Together, these form the triad: Privacy, Proofs, Compute.
But the strongest version of the thesis must refuse the utility-token trap. It is not enough to say these things are useful. Electricity is useful. Bandwidth is useful. Cloud storage is useful. Legal services are useful. Most useful services do not become stores of value because demand accrues to providers, not holders of a scarce monetary asset.
So the real thesis begins one layer deeper: utility becomes monetary only when it is captured by a scarce, non-bypassable asset.
That means the system must force its own economics into the asset. Core fees must be paid in the native unit. A meaningful share of those fees must be burned or retired. Operators must stake the asset as collateral. Issuance must be capped, scheduled, or constrained by real verified capacity. Users must not be able to buy equivalent privacy, proofs, or verified compute through AWS, stablecoins, fiat contracts, custodial APIs, or hyperscaler marketplaces while bypassing the asset entirely. If they can, the thesis fails.

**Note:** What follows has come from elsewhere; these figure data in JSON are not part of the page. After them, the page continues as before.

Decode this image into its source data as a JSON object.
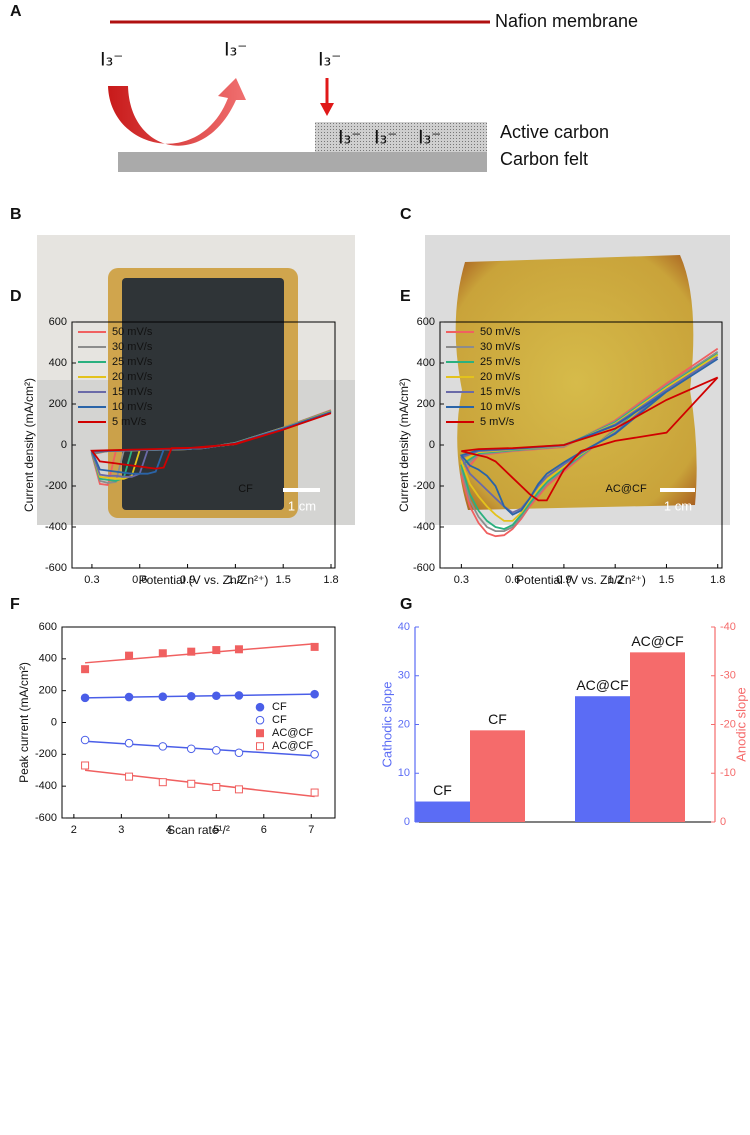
{
  "panels": [
    "A",
    "B",
    "C",
    "D",
    "E",
    "F",
    "G"
  ],
  "diagram": {
    "membrane": "Nafion membrane",
    "species": [
      "I₃⁻",
      "I₃⁻",
      "I₃⁻",
      "I₃⁻",
      "I₃⁻",
      "I₃⁻"
    ],
    "layers": [
      "Active carbon",
      "Carbon felt"
    ]
  },
  "photos": {
    "scale_bars": [
      "1 cm",
      "1 cm"
    ]
  },
  "chart_data": [
    {
      "type": "line",
      "annotation": "CF",
      "legend": "upper left",
      "x_label": "Potential (V vs. Zn/Zn²⁺)",
      "y_label": "Current density (mA/cm²)",
      "xlim": [
        0.175,
        1.825
      ],
      "xticks": [
        0.3,
        0.6,
        0.9,
        1.2,
        1.5,
        1.8
      ],
      "ylim": [
        -600,
        600
      ],
      "yticks": [
        -600,
        -400,
        -200,
        0,
        200,
        400,
        600
      ],
      "x": [
        1.8,
        1.5,
        1.2,
        1.0,
        0.9,
        0.8,
        0.75,
        0.7,
        0.65,
        0.6,
        0.55,
        0.5,
        0.45,
        0.4,
        0.35,
        0.3,
        0.4,
        0.6,
        0.9,
        1.2,
        1.5,
        1.8
      ],
      "series": [
        {
          "name": "50 mV/s",
          "color": "#f06060",
          "values": [
            170,
            85,
            10,
            -15,
            -18,
            -20,
            -22,
            -22,
            -24,
            -25,
            -26,
            -28,
            -30,
            -195,
            -190,
            -45,
            -30,
            -25,
            -20,
            5,
            85,
            170
          ]
        },
        {
          "name": "30 mV/s",
          "color": "#8c8c8c",
          "values": [
            168,
            85,
            10,
            -15,
            -18,
            -20,
            -22,
            -22,
            -24,
            -25,
            -26,
            -28,
            -180,
            -185,
            -175,
            -40,
            -30,
            -25,
            -20,
            5,
            85,
            168
          ]
        },
        {
          "name": "25 mV/s",
          "color": "#2bb07f",
          "values": [
            166,
            84,
            10,
            -15,
            -18,
            -20,
            -22,
            -22,
            -24,
            -25,
            -26,
            -160,
            -175,
            -170,
            -165,
            -40,
            -30,
            -25,
            -20,
            5,
            84,
            166
          ]
        },
        {
          "name": "20 mV/s",
          "color": "#e3c21c",
          "values": [
            164,
            83,
            9,
            -15,
            -18,
            -20,
            -22,
            -22,
            -24,
            -25,
            -150,
            -165,
            -165,
            -160,
            -155,
            -35,
            -30,
            -25,
            -20,
            5,
            83,
            164
          ]
        },
        {
          "name": "15 mV/s",
          "color": "#6a6aa8",
          "values": [
            162,
            82,
            9,
            -15,
            -18,
            -20,
            -22,
            -22,
            -24,
            -140,
            -155,
            -155,
            -150,
            -150,
            -145,
            -35,
            -30,
            -25,
            -20,
            5,
            82,
            162
          ]
        },
        {
          "name": "10 mV/s",
          "color": "#2a64a8",
          "values": [
            160,
            80,
            8,
            -15,
            -18,
            -20,
            -22,
            -130,
            -140,
            -140,
            -140,
            -135,
            -130,
            -125,
            -120,
            -30,
            -28,
            -24,
            -18,
            5,
            80,
            160
          ]
        },
        {
          "name": "5 mV/s",
          "color": "#d00000",
          "values": [
            155,
            75,
            6,
            -12,
            -14,
            -15,
            -110,
            -115,
            -110,
            -105,
            -100,
            -95,
            -90,
            -85,
            -80,
            -28,
            -26,
            -22,
            -15,
            4,
            75,
            155
          ]
        }
      ]
    },
    {
      "type": "line",
      "annotation": "AC@CF",
      "legend": "upper left",
      "x_label": "Potential (V vs. Zn/Zn²⁺)",
      "y_label": "Current density (mA/cm²)",
      "xlim": [
        0.175,
        1.825
      ],
      "xticks": [
        0.3,
        0.6,
        0.9,
        1.2,
        1.5,
        1.8
      ],
      "ylim": [
        -600,
        600
      ],
      "yticks": [
        -600,
        -400,
        -200,
        0,
        200,
        400,
        600
      ],
      "x": [
        1.8,
        1.5,
        1.2,
        1.0,
        0.9,
        0.8,
        0.75,
        0.7,
        0.65,
        0.6,
        0.55,
        0.5,
        0.45,
        0.4,
        0.35,
        0.3,
        0.4,
        0.6,
        0.9,
        1.2,
        1.5,
        1.8
      ],
      "series": [
        {
          "name": "50 mV/s",
          "color": "#f06060",
          "values": [
            470,
            300,
            80,
            -60,
            -130,
            -200,
            -250,
            -300,
            -360,
            -410,
            -440,
            -445,
            -430,
            -380,
            -300,
            -150,
            -50,
            -30,
            -10,
            120,
            300,
            470
          ]
        },
        {
          "name": "30 mV/s",
          "color": "#8c8c8c",
          "values": [
            455,
            290,
            75,
            -55,
            -120,
            -190,
            -240,
            -290,
            -350,
            -400,
            -420,
            -420,
            -400,
            -350,
            -270,
            -120,
            -45,
            -28,
            -8,
            115,
            290,
            455
          ]
        },
        {
          "name": "25 mV/s",
          "color": "#2bb07f",
          "values": [
            445,
            285,
            70,
            -50,
            -115,
            -180,
            -230,
            -285,
            -340,
            -390,
            -410,
            -400,
            -370,
            -320,
            -240,
            -100,
            -40,
            -25,
            -5,
            110,
            285,
            445
          ]
        },
        {
          "name": "20 mV/s",
          "color": "#e3c21c",
          "values": [
            440,
            280,
            65,
            -45,
            -105,
            -170,
            -215,
            -270,
            -330,
            -370,
            -370,
            -340,
            -300,
            -250,
            -190,
            -80,
            -35,
            -22,
            -5,
            105,
            280,
            440
          ]
        },
        {
          "name": "15 mV/s",
          "color": "#6a6aa8",
          "values": [
            430,
            270,
            60,
            -40,
            -95,
            -155,
            -200,
            -260,
            -310,
            -330,
            -300,
            -260,
            -220,
            -180,
            -140,
            -60,
            -30,
            -20,
            -3,
            100,
            270,
            430
          ]
        },
        {
          "name": "10 mV/s",
          "color": "#2a64a8",
          "values": [
            420,
            260,
            55,
            -35,
            -85,
            -140,
            -190,
            -260,
            -320,
            -340,
            -300,
            -200,
            -150,
            -120,
            -100,
            -50,
            -25,
            -18,
            0,
            95,
            260,
            420
          ]
        },
        {
          "name": "5 mV/s",
          "color": "#d00000",
          "values": [
            330,
            60,
            20,
            -30,
            -120,
            -270,
            -270,
            -240,
            -200,
            -160,
            -120,
            -80,
            -60,
            -50,
            -40,
            -30,
            -20,
            -15,
            0,
            80,
            220,
            330
          ]
        }
      ]
    },
    {
      "type": "scatter",
      "legend": "center right",
      "x_label": "Scan rate¹/²",
      "y_label": "Peak current (mA/cm²)",
      "xlim": [
        1.75,
        7.5
      ],
      "xticks": [
        2,
        3,
        4,
        5,
        6,
        7
      ],
      "ylim": [
        -600,
        600
      ],
      "yticks": [
        -600,
        -400,
        -200,
        0,
        200,
        400,
        600
      ],
      "x": [
        2.236,
        3.162,
        3.873,
        4.472,
        5,
        5.477,
        7.071
      ],
      "series": [
        {
          "name": "CF",
          "color": "#4a5ee8",
          "marker": "circle",
          "values": [
            155,
            160,
            162,
            165,
            168,
            170,
            178
          ],
          "fit": [
            155,
            178
          ]
        },
        {
          "name": "CF",
          "color": "#4a5ee8",
          "marker": "circle-open",
          "values": [
            -110,
            -130,
            -150,
            -165,
            -175,
            -190,
            -200
          ],
          "fit": [
            -118,
            -210
          ]
        },
        {
          "name": "AC@CF",
          "color": "#f06060",
          "marker": "square",
          "values": [
            335,
            420,
            435,
            445,
            455,
            460,
            475
          ],
          "fit": [
            375,
            495
          ]
        },
        {
          "name": "AC@CF",
          "color": "#f06060",
          "marker": "square-open",
          "values": [
            -270,
            -340,
            -375,
            -385,
            -405,
            -420,
            -440
          ],
          "fit": [
            -300,
            -465
          ]
        }
      ]
    },
    {
      "type": "bar",
      "y_label": "Cathodic slope",
      "y2_label": "Anodic slope",
      "ylim": [
        0,
        40
      ],
      "yticks": [
        0,
        10,
        20,
        30,
        40
      ],
      "y2lim": [
        0,
        -40
      ],
      "y2ticks": [
        0,
        -10,
        -20,
        -30,
        -40
      ],
      "series": [
        {
          "color": "#5b6cf5",
          "values": [
            4.2,
            25.8
          ],
          "labels": [
            "CF",
            "AC@CF"
          ]
        },
        {
          "color": "#f56b6b",
          "axis": "y2",
          "values": [
            -18.8,
            -34.8
          ],
          "labels": [
            "CF",
            "AC@CF"
          ]
        }
      ]
    }
  ]
}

This is why the v1.1 version is much stronger than the naïve version. It does not say, "Privacy, Proofs, and Compute are useful, therefore they become money." It says: Privacy, Proofs, and Compute may earn monetary premium if a seven-layer stack can deliver them under adversarial conditions and if protocol economics route their demand into a scarce asset whose value capture is visible and falsifiable.
The seven-layer stack matters because the monetary claim is not merely financial. Layer 0 asks whether machines and energy are credible enough to support physical-world claims. Layer 1 asks whether packets can still move under censorship. Layer 2 asks whether honest clients can still be distributed. Layer 3 asks whether identity can prove rights and capabilities without doxxing everyone. Layer 4 turns work into receipts. Layer 5 settles value privately and non-custodially. Layer 6 watches the whole system through public telemetry.
The result is a new standard for monetary seriousness: no dashboards, no trust.
A next-generation store of value cannot merely claim neutrality. It must publish VerifyPrice: how cheap it is to verify claims. It must publish VerifyReach: whether the network remains reachable under pressure. It must publish VerifySettle: whether private settlement corridors remain successful and refund-safe. It must publish value-capture telemetry: whether fees, burns, collateral lockups, native-asset fee share, and issuance discipline actually support the asset.
The final claim, then, is conditional but powerful:
A civilization drowning in synthetic media, compliance-backed money, and centralized compute will pay a premium for systems that preserve agency, verify claims, and deliver useful machine work without asking permission. If those systems bind demand to a scarce, non-bypassable, publicly measured asset, that asset may become the next store of value—not because it tells a better story, but because it becomes the balance-sheet expression of capacities the world cannot stop needing.
The next store of value is not a coin; it is a claim on verifiable digital survival.